2. Formatting and Style Instructions
- Tone and Voice: Professional, engaging, and enthusiastic, reflecting a "cookbook" style (practical, easy-to-follow).
- Clarity and Conciseness: Explain concepts clearly and simply, avoiding jargon where possible. Get straight to the point.
- Emoji Usage:
- Use emojis moderately to add visual appeal and emphasize points.
- Place them strategically at the beginning or end of headings, bullet points, or key sentences.
- Ensure they enhance understanding, rather than cluttering the text.
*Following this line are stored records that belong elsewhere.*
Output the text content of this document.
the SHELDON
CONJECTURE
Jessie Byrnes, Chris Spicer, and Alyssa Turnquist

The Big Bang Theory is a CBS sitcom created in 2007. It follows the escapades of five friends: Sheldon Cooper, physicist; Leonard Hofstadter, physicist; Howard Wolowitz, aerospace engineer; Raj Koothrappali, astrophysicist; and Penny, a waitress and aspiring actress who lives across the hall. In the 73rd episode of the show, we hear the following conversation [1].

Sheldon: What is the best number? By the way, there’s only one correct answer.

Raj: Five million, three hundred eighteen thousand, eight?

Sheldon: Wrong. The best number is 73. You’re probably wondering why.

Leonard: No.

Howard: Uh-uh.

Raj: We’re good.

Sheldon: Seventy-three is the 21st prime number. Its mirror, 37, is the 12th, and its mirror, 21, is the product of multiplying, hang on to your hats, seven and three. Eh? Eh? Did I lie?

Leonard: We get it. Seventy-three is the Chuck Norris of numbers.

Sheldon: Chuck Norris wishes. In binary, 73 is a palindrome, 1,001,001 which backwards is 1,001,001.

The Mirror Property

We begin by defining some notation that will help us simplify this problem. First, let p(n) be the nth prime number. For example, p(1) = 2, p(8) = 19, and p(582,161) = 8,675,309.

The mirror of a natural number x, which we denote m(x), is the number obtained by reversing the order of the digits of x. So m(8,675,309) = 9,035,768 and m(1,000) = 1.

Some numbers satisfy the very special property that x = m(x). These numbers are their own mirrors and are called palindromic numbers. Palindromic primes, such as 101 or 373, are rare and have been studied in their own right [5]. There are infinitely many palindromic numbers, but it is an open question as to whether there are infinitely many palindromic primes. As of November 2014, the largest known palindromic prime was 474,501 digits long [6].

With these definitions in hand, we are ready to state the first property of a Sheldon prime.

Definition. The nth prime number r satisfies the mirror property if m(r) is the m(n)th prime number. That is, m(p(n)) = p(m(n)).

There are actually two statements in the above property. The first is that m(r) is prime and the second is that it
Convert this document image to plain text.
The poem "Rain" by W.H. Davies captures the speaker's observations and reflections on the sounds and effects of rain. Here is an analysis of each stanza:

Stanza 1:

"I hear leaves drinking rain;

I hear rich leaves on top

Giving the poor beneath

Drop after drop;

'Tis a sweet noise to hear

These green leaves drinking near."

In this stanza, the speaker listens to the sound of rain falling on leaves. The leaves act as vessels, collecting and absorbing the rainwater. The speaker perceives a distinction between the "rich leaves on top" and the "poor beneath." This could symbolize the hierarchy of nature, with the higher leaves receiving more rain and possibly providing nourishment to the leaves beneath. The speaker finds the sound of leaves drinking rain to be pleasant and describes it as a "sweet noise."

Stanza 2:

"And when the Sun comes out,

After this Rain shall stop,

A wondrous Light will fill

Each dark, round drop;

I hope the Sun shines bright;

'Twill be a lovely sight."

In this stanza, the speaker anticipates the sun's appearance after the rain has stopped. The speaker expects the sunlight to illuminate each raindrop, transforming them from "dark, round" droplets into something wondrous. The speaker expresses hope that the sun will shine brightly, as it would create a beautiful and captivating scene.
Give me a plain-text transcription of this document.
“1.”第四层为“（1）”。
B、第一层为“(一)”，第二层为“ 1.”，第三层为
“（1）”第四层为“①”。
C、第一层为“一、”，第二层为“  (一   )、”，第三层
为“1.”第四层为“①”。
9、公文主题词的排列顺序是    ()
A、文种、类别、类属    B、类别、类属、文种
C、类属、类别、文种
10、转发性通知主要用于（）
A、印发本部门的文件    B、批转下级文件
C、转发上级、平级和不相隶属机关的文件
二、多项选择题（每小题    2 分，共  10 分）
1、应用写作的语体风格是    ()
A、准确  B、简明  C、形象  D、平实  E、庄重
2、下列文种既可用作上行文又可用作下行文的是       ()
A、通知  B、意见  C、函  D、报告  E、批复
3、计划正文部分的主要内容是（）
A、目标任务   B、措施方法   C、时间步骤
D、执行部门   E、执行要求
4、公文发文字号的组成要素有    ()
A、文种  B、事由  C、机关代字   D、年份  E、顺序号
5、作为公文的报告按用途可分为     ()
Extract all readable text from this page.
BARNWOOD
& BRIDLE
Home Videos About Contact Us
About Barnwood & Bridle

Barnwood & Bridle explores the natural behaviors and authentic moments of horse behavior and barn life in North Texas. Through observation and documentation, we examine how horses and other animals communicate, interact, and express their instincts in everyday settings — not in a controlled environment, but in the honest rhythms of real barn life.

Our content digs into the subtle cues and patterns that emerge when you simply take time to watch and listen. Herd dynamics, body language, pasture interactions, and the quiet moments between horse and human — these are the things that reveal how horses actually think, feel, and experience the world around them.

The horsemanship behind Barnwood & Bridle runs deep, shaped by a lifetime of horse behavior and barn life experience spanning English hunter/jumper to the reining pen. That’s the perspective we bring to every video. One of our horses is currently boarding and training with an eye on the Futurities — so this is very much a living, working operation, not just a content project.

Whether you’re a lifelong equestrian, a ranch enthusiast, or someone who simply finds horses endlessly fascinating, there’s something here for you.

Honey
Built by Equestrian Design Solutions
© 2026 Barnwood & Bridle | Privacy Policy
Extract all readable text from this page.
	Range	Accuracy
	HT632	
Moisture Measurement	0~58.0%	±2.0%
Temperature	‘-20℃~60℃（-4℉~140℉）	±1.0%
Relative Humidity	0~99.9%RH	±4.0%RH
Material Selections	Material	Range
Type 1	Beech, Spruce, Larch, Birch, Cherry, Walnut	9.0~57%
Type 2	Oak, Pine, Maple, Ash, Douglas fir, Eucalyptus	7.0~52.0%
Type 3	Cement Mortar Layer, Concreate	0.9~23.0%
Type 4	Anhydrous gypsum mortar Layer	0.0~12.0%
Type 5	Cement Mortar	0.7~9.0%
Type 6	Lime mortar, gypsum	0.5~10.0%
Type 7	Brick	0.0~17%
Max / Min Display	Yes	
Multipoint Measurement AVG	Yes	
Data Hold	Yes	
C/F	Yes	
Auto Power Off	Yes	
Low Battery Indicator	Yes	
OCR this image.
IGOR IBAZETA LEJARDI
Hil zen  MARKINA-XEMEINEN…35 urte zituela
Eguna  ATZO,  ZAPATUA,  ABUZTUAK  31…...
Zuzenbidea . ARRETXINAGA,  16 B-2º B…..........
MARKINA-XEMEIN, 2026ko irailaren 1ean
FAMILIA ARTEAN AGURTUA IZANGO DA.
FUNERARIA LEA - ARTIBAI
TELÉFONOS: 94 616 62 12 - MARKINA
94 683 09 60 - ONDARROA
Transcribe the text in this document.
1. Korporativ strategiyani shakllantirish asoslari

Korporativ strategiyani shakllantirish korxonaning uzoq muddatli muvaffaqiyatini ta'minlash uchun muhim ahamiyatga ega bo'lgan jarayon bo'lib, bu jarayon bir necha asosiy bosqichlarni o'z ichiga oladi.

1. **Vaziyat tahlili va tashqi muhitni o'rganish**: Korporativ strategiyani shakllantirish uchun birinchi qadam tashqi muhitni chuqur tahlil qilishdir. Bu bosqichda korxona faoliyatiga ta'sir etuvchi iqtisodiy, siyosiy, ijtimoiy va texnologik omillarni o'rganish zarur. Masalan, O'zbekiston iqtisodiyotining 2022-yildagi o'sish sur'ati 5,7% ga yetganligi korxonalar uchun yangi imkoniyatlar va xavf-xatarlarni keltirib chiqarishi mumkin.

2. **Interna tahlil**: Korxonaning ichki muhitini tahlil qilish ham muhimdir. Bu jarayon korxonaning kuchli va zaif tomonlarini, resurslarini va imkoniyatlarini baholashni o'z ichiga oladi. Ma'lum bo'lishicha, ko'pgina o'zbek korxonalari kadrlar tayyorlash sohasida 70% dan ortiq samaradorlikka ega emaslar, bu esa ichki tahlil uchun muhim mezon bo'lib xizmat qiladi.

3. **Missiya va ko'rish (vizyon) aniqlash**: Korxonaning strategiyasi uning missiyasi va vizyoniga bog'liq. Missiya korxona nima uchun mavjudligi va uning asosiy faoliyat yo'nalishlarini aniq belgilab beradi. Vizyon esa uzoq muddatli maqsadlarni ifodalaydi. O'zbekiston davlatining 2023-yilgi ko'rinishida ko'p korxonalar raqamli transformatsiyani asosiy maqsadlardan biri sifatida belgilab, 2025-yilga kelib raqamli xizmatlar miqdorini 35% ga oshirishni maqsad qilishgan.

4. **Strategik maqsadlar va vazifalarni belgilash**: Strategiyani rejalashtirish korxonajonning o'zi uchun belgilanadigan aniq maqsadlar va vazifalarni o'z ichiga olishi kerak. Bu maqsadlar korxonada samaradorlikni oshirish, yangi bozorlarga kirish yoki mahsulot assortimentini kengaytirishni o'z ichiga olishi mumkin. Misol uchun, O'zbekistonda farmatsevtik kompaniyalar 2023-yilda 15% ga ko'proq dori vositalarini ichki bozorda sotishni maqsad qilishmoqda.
- Headings: Use clear, descriptive headings (##, ###) to break down content.
- Code Blocks:
- Always use Markdown code blocks for all code snippets (Python, Bash).
- Clearly state what the code block represents (e.g., "Content for app.py").
- Crucially, include DO NOT MODIFY THIS BLOCK comments within the code sections to guide future iterations.
- Emphasis: Use bolding (**text**) for key terms and concepts.
- Lists: Use bullet points (* or -) for lists of objectives, prerequisites, benefits, etc.
- Placeholders: For content that is implied (like screenshots or GIFs), use clear markdown comments indicating what should be imagined or added.
- Cross-Referencing: Where relevant, refer back to previous lessons (e.g., "As seen in Lesson 01...") for continuity.